London and the U.K. will be the focus of fierce international attention during the Games, which will give linguists a unique opportunity to promote the value of language and cultural skills. It will also allow professional language service providers to emphasise the importance of their profession. Communities and employers alike are aware of the value of the linguistic skills available in the population. In a recent survey, 94% of London businesses acknowledged that language skills are “very important to the London economy.”
So, how can linguists play a role in the Olympics? Ahead of the Games, a range of official documentation will need to be revised and translated, including updating existing sports’ glossaries and preparing new lexicons, rule books and official guides. Highly-qualified translators and interpreters will be required to communicate with the International Olympic Committee, athletes, organizing committees and press representatives. At the Games, that expertise will be called upon during press conferences, live updates and ceremonies and for official accreditation, medical facilities, drug testing, security, transportation, procedures and disputes.
Another key issue is which languages to prioritize with regard to the delivery of services. The Olympic Movement has designated French and English as its two official languages. The Olympic Charter defines these as “working languages” along with Arabic, German, Russian, and Spanish. Recently, Olympic Games’ committees have exceeded the minimum requirement of two official languages, broadening the range to include those of the host country (for example, English, French, and Greek for the 2004 Athens Games). Other “working languages” have also been supported in order to provide assistance on an individual basis and to meet the requirements of both the press and visitors. The following examples of language initiatives at previous Games indicate the range of opportunities available for language professionals.
• At the 1992 Barcelona Games, fifteen other languages were used in addition to the four official ones (Catalan, Spanish, English, and French).
• At the 1996 Atlanta Games, 32 editions of the Olympic Village newspaper were translated into French.
• At the 2000 Sydney Games, the multilingual switchboard operated in over 50 languages and over 1,400 volunteer interpreters worked inside the venues.

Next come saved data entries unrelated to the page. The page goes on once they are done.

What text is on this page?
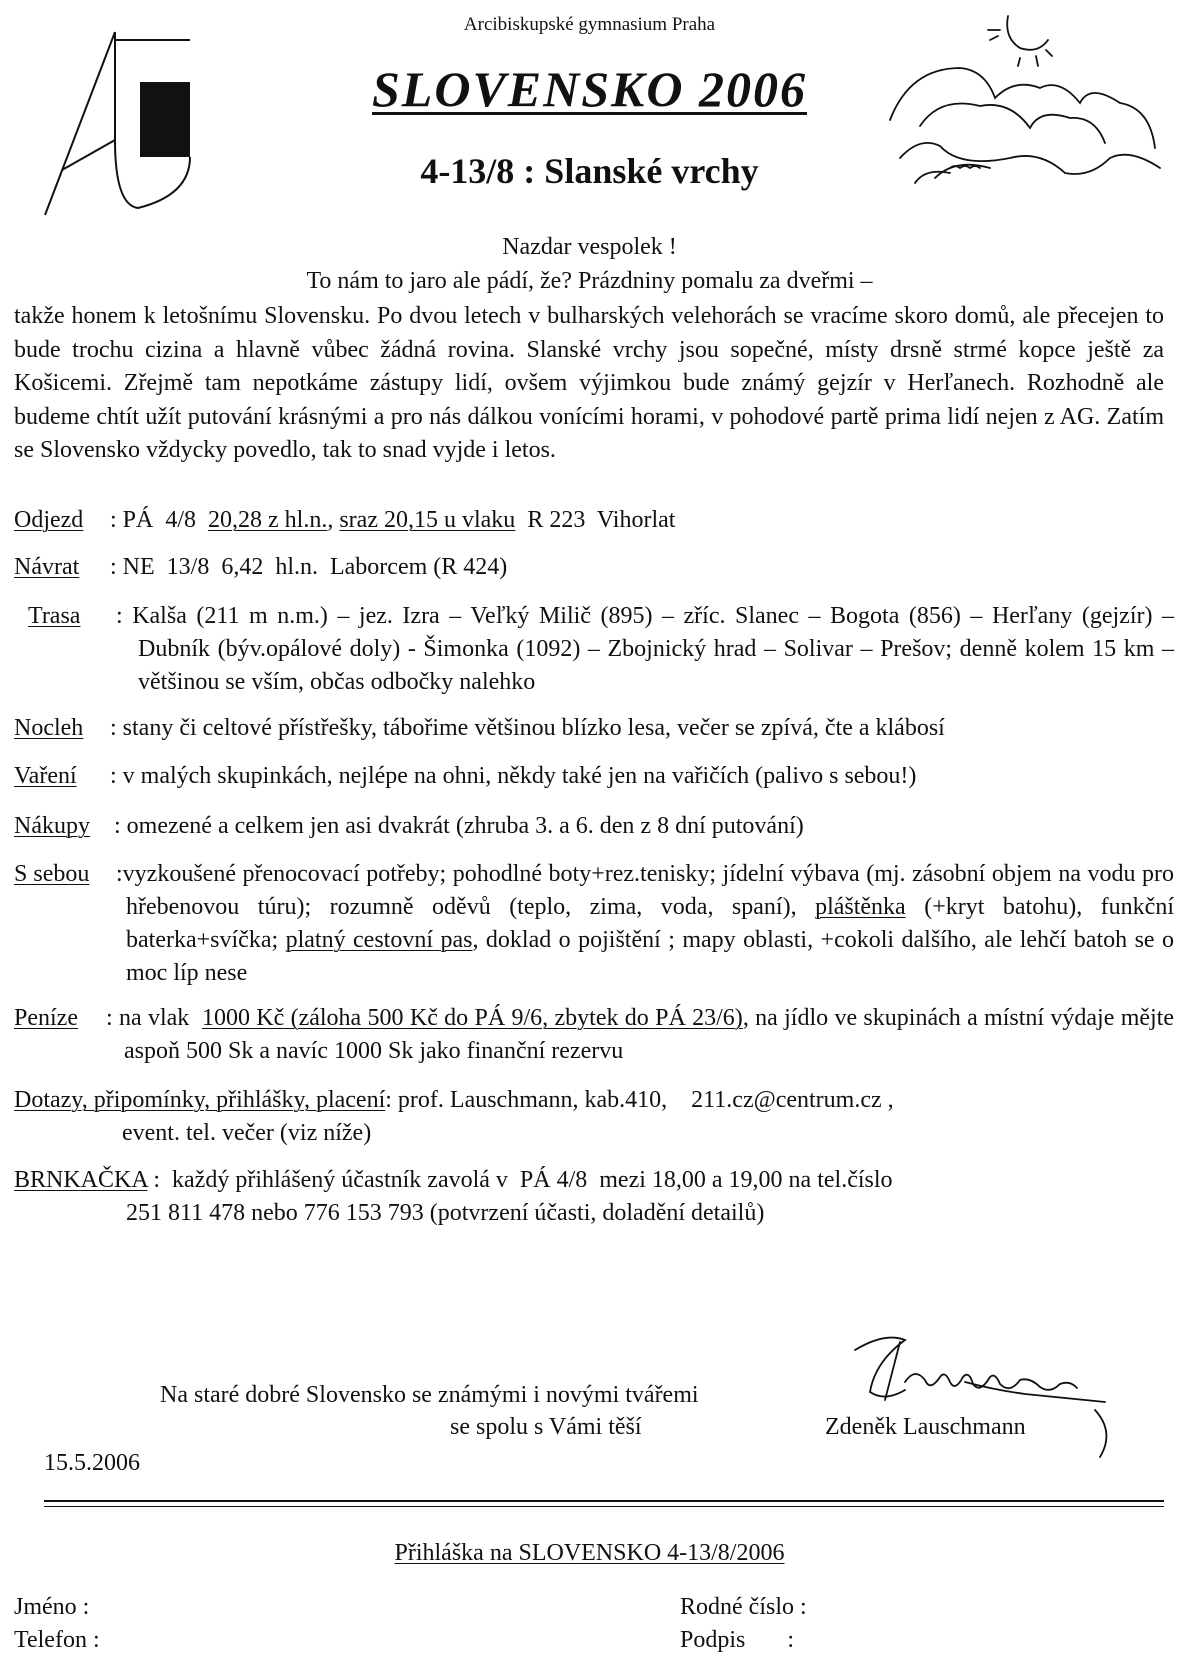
Arcibiskupské gymnasium Praha
SLOVENSKO 2006
4-13/8 : Slanské vrchy
Nazdar vespolek !
To nám to jaro ale pádí, že? Prázdniny pomalu za dveřmi –
takže honem k letošnímu Slovensku. Po dvou letech v bulharských velehorách se vracíme skoro domů, ale přecejen to bude trochu cizina a hlavně vůbec žádná rovina. Slanské vrchy jsou sopečné, místy drsně strmé kopce ještě za Košicemi. Zřejmě tam nepotkáme zástupy lidí, ovšem výjimkou bude známý gejzír v Herľanech. Rozhodně ale budeme chtít užít putování krásnými a pro nás dálkou vonícími horami, v pohodové partě prima lidí nejen z AG. Zatím se Slovensko vždycky povedlo, tak to snad vyjde i letos.
Odjezd : PÁ  4/8  20,28 z hl.n., sraz 20,15 u vlaku  R 223  Vihorlat
Návrat : NE  13/8  6,42  hl.n.  Laborcem (R 424)
Trasa : Kalša (211 m n.m.) – jez. Izra – Veľký Milič (895) – zříc. Slanec – Bogota (856) – Herľany (gejzír) – Dubník (býv.opálové doly) - Šimonka (1092) – Zbojnický hrad – Solivar – Prešov; denně kolem 15 km – většinou se vším, občas odbočky nalehko
Nocleh : stany či celtové přístřešky, tábořime většinou blízko lesa, večer se zpívá, čte a klábosí
Vaření : v malých skupinkách, nejlépe na ohni, někdy také jen na vařičích (palivo s sebou!)
Nákupy : omezené a celkem jen asi dvakrát (zhruba 3. a 6. den z 8 dní putování)
S sebou :vyzkoušené přenocovací potřeby; pohodlné boty+rez.tenisky; jídelní výbava (mj. zásobní objem na vodu pro hřebenovou túru); rozumně oděvů (teplo, zima, voda, spaní), pláštěnka (+kryt batohu), funkční baterka+svíčka; platný cestovní pas, doklad o pojištění ; mapy oblasti, +cokoli dalšího, ale lehčí batoh se o moc líp nese
Peníze : na vlak  1000 Kč (záloha 500 Kč do PÁ 9/6, zbytek do PÁ 23/6), na jídlo ve skupinách a místní výdaje mějte aspoň 500 Sk a navíc 1000 Sk jako finanční rezervu
Dotazy, připomínky, přihlášky, placení: prof. Lauschmann, kab.410,    211.cz@centrum.cz ,
event. tel. večer (viz níže)
BRNKAČKA :  každý přihlášený účastník zavolá v  PÁ 4/8  mezi 18,00 a 19,00 na tel.číslo
251 811 478 nebo 776 153 793 (potvrzení účasti, doladění detailů)
Na staré dobré Slovensko se známými i novými tvářemi
se spolu s Vámi těší	Zdeněk Lauschmann
15.5.2006
Přihláška na SLOVENSKO 4-13/8/2006
Jméno :
Telefon :
Rodné číslo :
Podpis       :
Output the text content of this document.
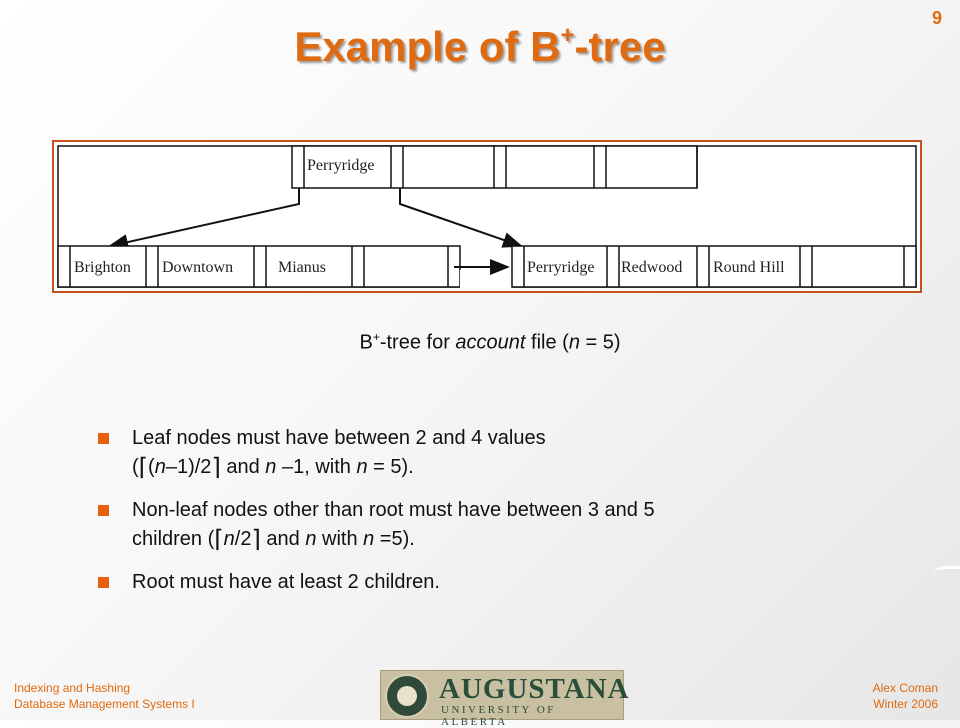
Example of B+-tree
9
Perryridge
Brighton Downtown	Mianus	Perryridge Redwood Round Hill
B+-tree for account file (n = 5)
Leaf nodes must have between 2 and 4 values
(⌈(n–1)/2⌉ and n –1, with n = 5).
Non-leaf nodes other than root must have between 3 and 5
children (⌈n/2⌉ and n with n =5).
Root must have at least 2 children.
Indexing and Hashing
Database Management Systems I	AUGUSTANA
UNIVERSITY OF ALBERTA
Alex Coman
Winter 2006
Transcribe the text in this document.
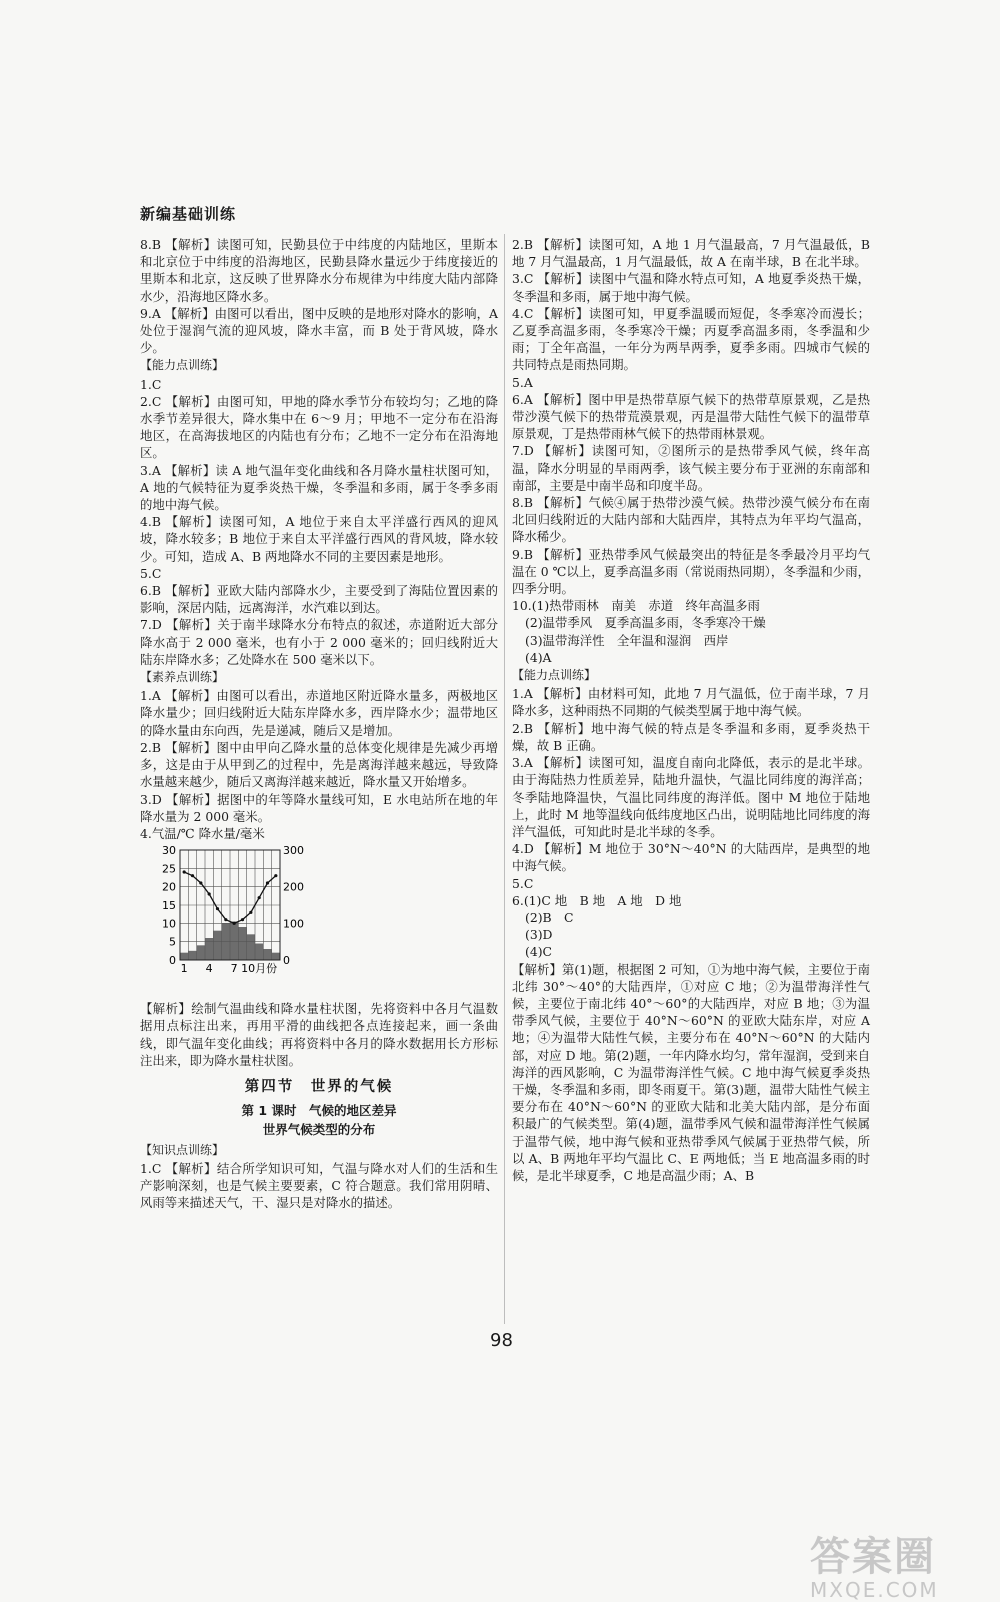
新编基础训练

8.B 【解析】读图可知，民勤县位于中纬度的内陆地区，里斯本和北京位于中纬度的沿海地区，民勤县降水量远少于纬度接近的里斯本和北京，这反映了世界降水分布规律为中纬度大陆内部降水少，沿海地区降水多。

9.A 【解析】由图可以看出，图中反映的是地形对降水的影响，A 处位于湿润气流的迎风坡，降水丰富，而 B 处于背风坡，降水少。

【能力点训练】

1.C

2.C 【解析】由图可知，甲地的降水季节分布较均匀；乙地的降水季节差异很大，降水集中在 6～9 月；甲地不一定分布在沿海地区，在高海拔地区的内陆也有分布；乙地不一定分布在沿海地区。

3.A 【解析】读 A 地气温年变化曲线和各月降水量柱状图可知，A 地的气候特征为夏季炎热干燥，冬季温和多雨，属于冬季多雨的地中海气候。

4.B 【解析】读图可知，A 地位于来自太平洋盛行西风的迎风坡，降水较多；B 地位于来自太平洋盛行西风的背风坡，降水较少。可知，造成 A、B 两地降水不同的主要因素是地形。

5.C

6.B 【解析】亚欧大陆内部降水少，主要受到了海陆位置因素的影响，深居内陆，远离海洋，水汽难以到达。

7.D 【解析】关于南半球降水分布特点的叙述，赤道附近大部分降水高于 2 000 毫米，也有小于 2 000 毫米的；回归线附近大陆东岸降水多；乙处降水在 500 毫米以下。

【素养点训练】

1.A 【解析】由图可以看出，赤道地区附近降水量多，两极地区降水量少；回归线附近大陆东岸降水多，西岸降水少；温带地区的降水量由东向西，先是递减，随后又是增加。

2.B 【解析】图中由甲向乙降水量的总体变化规律是先减少再增多，这是由于从甲到乙的过程中，先是离海洋越来越远，导致降水量越来越少，随后又离海洋越来越近，降水量又开始增多。

3.D 【解析】据图中的年等降水量线可知，E 水电站所在地的年降水量为 2 000 毫米。

4.气温/℃ 降水量/毫米

30
25
20
15
10
5
0
300
200
100
0
1 4 7 10月份

【解析】绘制气温曲线和降水量柱状图，先将资料中各月气温数据用点标注出来，再用平滑的曲线把各点连接起来，画一条曲线，即气温年变化曲线；再将资料中各月的降水数据用长方形标注出来，即为降水量柱状图。

第四节　世界的气候
第 1 课时　气候的地区差异
世界气候类型的分布
【知识点训练】

1.C 【解析】结合所学知识可知，气温与降水对人们的生活和生产影响深刻，也是气候主要要素，C 符合题意。我们常用阴晴、风雨等来描述天气，干、湿只是对降水的描述。

2.B 【解析】读图可知，A 地 1 月气温最高，7 月气温最低，B 地 7 月气温最高，1 月气温最低，故 A 在南半球，B 在北半球。

3.C 【解析】读图中气温和降水特点可知，A 地夏季炎热干燥，冬季温和多雨，属于地中海气候。

4.C 【解析】读图可知，甲夏季温暖而短促，冬季寒冷而漫长；乙夏季高温多雨，冬季寒冷干燥；丙夏季高温多雨，冬季温和少雨；丁全年高温，一年分为两旱两季，夏季多雨。四城市气候的共同特点是雨热同期。

5.A

6.A 【解析】图中甲是热带草原气候下的热带草原景观，乙是热带沙漠气候下的热带荒漠景观，丙是温带大陆性气候下的温带草原景观，丁是热带雨林气候下的热带雨林景观。

7.D 【解析】读图可知，②图所示的是热带季风气候，终年高温，降水分明显的旱雨两季，该气候主要分布于亚洲的东南部和南部，主要是中南半岛和印度半岛。

8.B 【解析】气候④属于热带沙漠气候。热带沙漠气候分布在南北回归线附近的大陆内部和大陆西岸，其特点为年平均气温高，降水稀少。

9.B 【解析】亚热带季风气候最突出的特征是冬季最冷月平均气温在 0 ℃以上，夏季高温多雨（常说雨热同期），冬季温和少雨，四季分明。

10.(1)热带雨林　南美　赤道　终年高温多雨

(2)温带季风　夏季高温多雨，冬季寒冷干燥

(3)温带海洋性　全年温和湿润　西岸

(4)A

【能力点训练】

1.A 【解析】由材料可知，此地 7 月气温低，位于南半球，7 月降水多，这种雨热不同期的气候类型属于地中海气候。

2.B 【解析】地中海气候的特点是冬季温和多雨，夏季炎热干燥，故 B 正确。

3.A 【解析】读图可知，温度自南向北降低，表示的是北半球。由于海陆热力性质差异，陆地升温快，气温比同纬度的海洋高；冬季陆地降温快，气温比同纬度的海洋低。图中 M 地位于陆地上，此时 M 地等温线向低纬度地区凸出，说明陆地比同纬度的海洋气温低，可知此时是北半球的冬季。

4.D 【解析】M 地位于 30°N～40°N 的大陆西岸，是典型的地中海气候。

5.C

6.(1)C 地　B 地　A 地　D 地

(2)B　C

(3)D

(4)C

【解析】第(1)题，根据图 2 可知，①为地中海气候，主要位于南北纬 30°～40°的大陆西岸，①对应 C 地；②为温带海洋性气候，主要位于南北纬 40°～60°的大陆西岸，对应 B 地；③为温带季风气候，主要位于 40°N～60°N 的亚欧大陆东岸，对应 A 地；④为温带大陆性气候，主要分布在 40°N～60°N 的大陆内部，对应 D 地。第(2)题，一年内降水均匀，常年湿润，受到来自海洋的西风影响，C 为温带海洋性气候。C 地中海气候夏季炎热干燥，冬季温和多雨，即冬雨夏干。第(3)题，温带大陆性气候主要分布在 40°N～60°N 的亚欧大陆和北美大陆内部，是分布面积最广的气候类型。第(4)题，温带季风气候和温带海洋性气候属于温带气候，地中海气候和亚热带季风气候属于亚热带气候，所以 A、B 两地年平均气温比 C、E 两地低；当 E 地高温多雨的时候，是北半球夏季，C 地是高温少雨；A、B

98
答案圈
MXQE.COM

Linguists will also play a key role in ensuring that hundreds of thousands of spectators are able to find their way to the venues. A new high-speed rail link to the main Games venues is currently being constructed, transforming London’s transport infrastructure. Many of the countless people visiting the Olympics for the first time will only have a basic knowledge of English. This presents opportunities for linguists to create signs, maps and other audio-visual tools to convey site locations and directions to travellers and to deliver these in a user-friendly way.